La Zone de libre-échange continentale (ZLEC) d’Afrique est entrée en vigueur le 1er juin 2019, dans le but de renforcer les liens économiques et commerciaux avec la Chine.

Pour Liu Yuxi, chef de la mission chinoise auprès de l’UA, « la Chine salue le progrès que constitue la construction de cette zone de libre-échange, soutient l’Afrique pour faire avancer son interconnectivité, et est prête à travailler avec l’Afrique afin de promouvoir le régime de libre-échange ».

« Le libre commerce et la connectivité des installations constituent le contenu fondamental de l’édification conjointe par la Chine et l’Afrique de l’Initiative la Ceinture et la Route (ICR) », a indiqué le diplomate chinois.

Ce dernier a considéré que « les deux parties devraient construire des liens économiques et commerciaux plus étroits, en développant la zone de libre-échange et promouvant la coopération dans le cadre de l’ICR » (Initiative La Ceinture et la Route).

De son côté, le Commissaire de l’UA au commerce et à l’industrie, Albert Muchanga, a assuré que « l’Afrique est plus prête que jamais » à renforcer encore sa coopération avec la Chine. Cette coopération devrait s’accentuer pour les années à venir dans le domaine de la connectivité des infrastructures en Afrique.

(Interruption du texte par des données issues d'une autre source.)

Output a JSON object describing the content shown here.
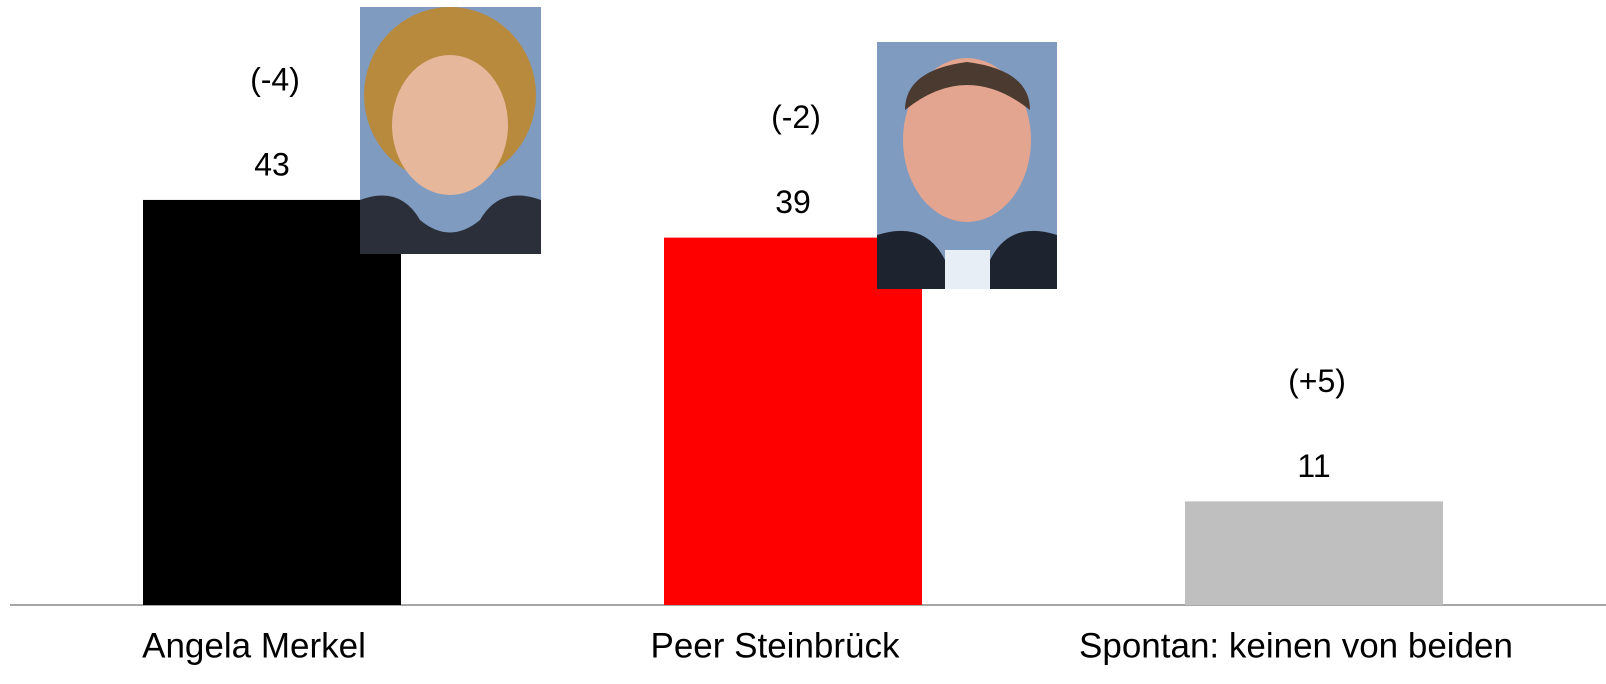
{
  "chart_data": {
    "type": "bar",
    "categories": [
      "Angela Merkel",
      "Peer Steinbrück",
      "Spontan: keinen von beiden"
    ],
    "values": [
      43,
      39,
      11
    ],
    "colors": [
      "#000000",
      "#ff0000",
      "#bfbfbf"
    ],
    "change_labels": [
      "(-4)",
      "(-2)",
      "(+5)"
    ]
  }
}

Un seteur « très importante » pour faciliter le commerce dans le cadre de cet accord de libre échange continental, a déclaré à l’agence de presse Xinhua, Albert Muchanga. Ce dernier a expliqué que « dans le cadre de l’accord de Zone de libre échange continentale africaine, nous avons un plan d’action pour renforcer les échanges intra-africains ».

« Ce plan d’action prévoit un ensemble de développement des infrastructures liées au commerce en Afrique, avec pour aspiration d’établir la connectivité des infrastructures dans tous les endroits de l’Afrique », a souligné le commissaire.

La Chine est le plus important partenaire commercial de l’Afrique depuis dix années consécutives, dont le volume des investissements chinois accumulés en Afrique a dépassé les 110 milliards de dollars (96,8 mds €).

Depuis le lancement de l’initiative La Ceinture et la Route, en 2013, par Xi Jinping, plusieurs protocoles d’entente ont été signé avec 39 pays africains ainsi que la Commission de l’UA. L’accord de la ZLEC a été ratifié par un total de 22 membres de l’Union africaine (UA), atteignant le seuil requis pour son entrée en vigueur, le 30 mai.

Cette zone de libre échange « constitue le fondement de ce qui pourrait être la plus grande zone de libre-échange en termes de nombre de pays, couvrant plus de 1,2 milliard d’habitants avec un produit intérieur brut (PIB) combiné de 2.500 milliards de dollars », ont indiqué les autorités chinoises et de l’Union africaine.

« Il s’agit d’une étape essentielle pour l’Afrique, qui porte le drapeau de l’unité et cherche à promouvoir l’intégration économique ces dernières années », a déclaré Liu Yuxi. L’accord de libre échange devrait promouvoir la libre circulation des biens, des services, des capitaux et des personnes …

Les barrières tarifaires et commerciales sont abaissées, « ce qui revêt une grande importance pour la transition économique africaine et le rehaussement de son statut dans le commerce et les chaînes de valeur mondiales », pour les chinois.

« Sur fond de montée d’un sentiment anti-mondialisation, du protectionnisme et de l’unilatéralisme, la ZLEC favorisera la facilitation et la libéralisation du commerce global, et permettra de donner un nouvel élan à la promotion d’une économie mondiale ouverte », selon le diplomate chinois.

La ZLEC devrait injecter une nouvelle dynamique économique, commerciale et financière dans les échanges sino-africains. « Beijing est prêt à partager ses opportunités de développement avec l’Afrique, et à l’aider à accélérer l’industrialisation, l’urbanisation et la modernisation agricole, afin d’accomplir des résultats mutuellement bénéfiques et un développement », a précisé le chef de la mission chinoise auprès de l’UA.